His baptismal name, James, he exchanged for Maurus when he entered the order. On 23 April, 1656, he took vows at the English Benedictine Lamspringe Abbey near Hildesheim, in Germany, and returned to England as missionary in 1665. Being accused by Titus Oates of implication in the Popish Plot, he was imprisoned in Newgate Prison, but was acquitted of treason by a London jury, 18 July, 1679. Hereupon he was arraigned for being a priest and sentenced to death, 17 January, 1680. Through influential friends he was granted a reprieve and detained in Newgate. While thus confined he is said in some reports to have converted more than a thousand Protestants to Catholicism.

One of his fellow-prisoners at Newgate was Oliver Plunkett, Archbishop of Armagh, with whom he formed a close friendship, and whom he prepared for his execution, which took place on 15 June, 1681. Some correspondence which was carried on in prison between these two was later published.

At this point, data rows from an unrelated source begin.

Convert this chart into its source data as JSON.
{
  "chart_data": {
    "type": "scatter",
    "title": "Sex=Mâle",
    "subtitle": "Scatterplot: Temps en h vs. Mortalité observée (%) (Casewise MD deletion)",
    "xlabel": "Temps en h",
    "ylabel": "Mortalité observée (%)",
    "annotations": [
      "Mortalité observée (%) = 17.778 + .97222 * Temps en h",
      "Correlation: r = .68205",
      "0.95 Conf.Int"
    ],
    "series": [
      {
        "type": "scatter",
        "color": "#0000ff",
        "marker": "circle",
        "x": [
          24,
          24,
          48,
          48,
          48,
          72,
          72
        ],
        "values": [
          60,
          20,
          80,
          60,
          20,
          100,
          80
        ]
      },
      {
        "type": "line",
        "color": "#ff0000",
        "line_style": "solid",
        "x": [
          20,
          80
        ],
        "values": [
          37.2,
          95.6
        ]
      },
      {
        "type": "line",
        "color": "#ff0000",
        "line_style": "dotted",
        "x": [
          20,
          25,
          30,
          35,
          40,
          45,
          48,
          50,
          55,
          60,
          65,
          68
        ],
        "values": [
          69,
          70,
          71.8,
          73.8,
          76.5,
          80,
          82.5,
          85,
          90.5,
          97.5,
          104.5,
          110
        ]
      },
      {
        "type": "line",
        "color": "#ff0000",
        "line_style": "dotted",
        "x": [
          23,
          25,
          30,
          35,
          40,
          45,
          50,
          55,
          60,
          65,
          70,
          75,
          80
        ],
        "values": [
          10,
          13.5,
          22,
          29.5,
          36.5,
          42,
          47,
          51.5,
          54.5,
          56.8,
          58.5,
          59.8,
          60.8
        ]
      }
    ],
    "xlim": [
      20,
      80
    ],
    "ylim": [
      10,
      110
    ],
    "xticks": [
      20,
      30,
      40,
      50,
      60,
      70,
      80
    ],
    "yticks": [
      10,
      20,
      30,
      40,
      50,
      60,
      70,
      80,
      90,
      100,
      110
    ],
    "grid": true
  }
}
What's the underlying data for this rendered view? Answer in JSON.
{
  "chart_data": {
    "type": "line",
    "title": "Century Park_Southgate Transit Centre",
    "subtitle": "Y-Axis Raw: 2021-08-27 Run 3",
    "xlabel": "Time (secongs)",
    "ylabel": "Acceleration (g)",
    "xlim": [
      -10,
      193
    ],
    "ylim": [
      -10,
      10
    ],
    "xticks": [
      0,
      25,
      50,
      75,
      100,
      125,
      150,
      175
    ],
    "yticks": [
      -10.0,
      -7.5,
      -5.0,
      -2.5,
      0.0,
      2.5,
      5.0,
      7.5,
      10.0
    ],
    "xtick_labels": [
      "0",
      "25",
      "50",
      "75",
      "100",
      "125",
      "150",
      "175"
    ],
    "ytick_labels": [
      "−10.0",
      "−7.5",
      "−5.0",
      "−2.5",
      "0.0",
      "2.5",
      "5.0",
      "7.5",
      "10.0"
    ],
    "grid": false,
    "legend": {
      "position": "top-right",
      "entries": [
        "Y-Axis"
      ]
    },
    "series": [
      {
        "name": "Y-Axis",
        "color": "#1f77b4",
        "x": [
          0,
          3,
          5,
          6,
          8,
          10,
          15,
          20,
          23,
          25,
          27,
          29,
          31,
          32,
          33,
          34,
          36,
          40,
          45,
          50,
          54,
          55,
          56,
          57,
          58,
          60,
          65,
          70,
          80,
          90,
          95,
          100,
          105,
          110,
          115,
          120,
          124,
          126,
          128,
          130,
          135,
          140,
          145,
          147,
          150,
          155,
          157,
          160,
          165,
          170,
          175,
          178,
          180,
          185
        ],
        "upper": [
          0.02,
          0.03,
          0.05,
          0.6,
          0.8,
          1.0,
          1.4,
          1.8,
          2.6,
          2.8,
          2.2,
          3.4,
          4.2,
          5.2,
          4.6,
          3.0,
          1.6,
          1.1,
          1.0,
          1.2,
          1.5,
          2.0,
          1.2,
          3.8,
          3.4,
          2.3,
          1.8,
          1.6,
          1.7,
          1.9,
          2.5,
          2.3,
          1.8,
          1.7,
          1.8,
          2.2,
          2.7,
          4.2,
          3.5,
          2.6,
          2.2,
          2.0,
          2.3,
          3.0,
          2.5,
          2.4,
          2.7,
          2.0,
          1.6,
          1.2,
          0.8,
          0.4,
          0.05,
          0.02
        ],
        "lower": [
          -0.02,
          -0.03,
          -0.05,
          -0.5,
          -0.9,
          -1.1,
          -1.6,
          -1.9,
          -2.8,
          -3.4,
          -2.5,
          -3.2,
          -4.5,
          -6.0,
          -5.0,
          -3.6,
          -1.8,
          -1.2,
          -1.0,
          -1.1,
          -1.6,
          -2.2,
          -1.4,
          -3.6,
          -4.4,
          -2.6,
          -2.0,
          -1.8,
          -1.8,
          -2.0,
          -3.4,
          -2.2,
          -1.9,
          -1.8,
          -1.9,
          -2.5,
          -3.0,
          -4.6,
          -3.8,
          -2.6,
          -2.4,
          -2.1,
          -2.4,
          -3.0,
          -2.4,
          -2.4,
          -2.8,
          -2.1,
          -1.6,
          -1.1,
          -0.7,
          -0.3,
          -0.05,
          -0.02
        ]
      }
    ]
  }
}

On the accession of James II of England in 1685, Father Corker was released and kept at the court as resident ambassador of Prince-Bishop Ferdinand of Bavaria, the Elector of Cologne. In 1687 he erected the little convent of St. John at Clerkenwell, where religious services were held for the public, but which was destroyed by a mob, 11 November, 1688, during the Glorious Revolution. Father Corker himself was obliged to seek refuge on the continent. In 1691 he was made Abbot of Cismar Abbey near Lübeck and, two years later, of Lamspringe, where he had made his religious profession. In 1696 he resigned as abbot and returned to England to continue his missionary work. He is the author of various pamphlets proving the innocence of those condemned for implication in the "Popish Plot".